Thursday December 1, 2005 11:25am

Waiting for a new temp job in the beginning of winter is sort of getting to me. The fact that there is a GIANT HOLE IN MY CEILING that it has taken the people fixing it A WEEK TO FIX (upon leaving for Thanksgiving my ceiling had one leak. Upon returning it had FIVE. FIVE LEAKS. And apparently the best way to fix it, once it took them a DAY AND A HALF to discover the source of the leak, was to take out the entire kitchen ceiling. Pictures of the tore-ass ceiling coming soon), thereby driving me from my house between 9 am and 5 pm this entire week without really having anyplace to go and not knowing how to undock my laptop so I have to rely on the library is getting to me. My lack of groceries is getting to me. The snow, however, is lovely.
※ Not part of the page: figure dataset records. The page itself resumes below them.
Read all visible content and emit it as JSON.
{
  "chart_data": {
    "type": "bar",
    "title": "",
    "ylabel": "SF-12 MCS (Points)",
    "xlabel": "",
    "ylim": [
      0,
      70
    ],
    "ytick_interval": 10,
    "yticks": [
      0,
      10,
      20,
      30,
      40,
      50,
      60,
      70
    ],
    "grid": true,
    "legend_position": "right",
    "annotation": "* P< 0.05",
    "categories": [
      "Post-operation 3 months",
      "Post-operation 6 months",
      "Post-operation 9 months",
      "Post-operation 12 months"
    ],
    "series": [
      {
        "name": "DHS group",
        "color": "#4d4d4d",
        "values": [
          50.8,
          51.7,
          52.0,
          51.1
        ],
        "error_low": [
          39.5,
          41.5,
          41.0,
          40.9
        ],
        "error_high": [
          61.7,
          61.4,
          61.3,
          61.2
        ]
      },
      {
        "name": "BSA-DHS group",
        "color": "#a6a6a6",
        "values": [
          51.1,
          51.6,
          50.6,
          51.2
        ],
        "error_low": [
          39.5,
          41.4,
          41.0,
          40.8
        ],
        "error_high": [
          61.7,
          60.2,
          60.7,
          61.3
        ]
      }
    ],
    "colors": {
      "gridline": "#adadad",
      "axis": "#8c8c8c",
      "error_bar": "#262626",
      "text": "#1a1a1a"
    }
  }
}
There is going to someday soon (as soon as my editor is done mocking me for spelling errors) be a new thing that I wrote over here. I need more books to read. I need to stop obsessing over money and the fact that this year went by way too fucking fast and apparently this is something that even my horoscope understands. Perhaps if I believed in astrology I'd be less neurotic. Or more insufferable. Either way.

XeoMage - 6:29pm 12/2
There's a lever on the right side. You push in on the front end and the other end flips out. Then you pull the lever forward until the laptop pops out.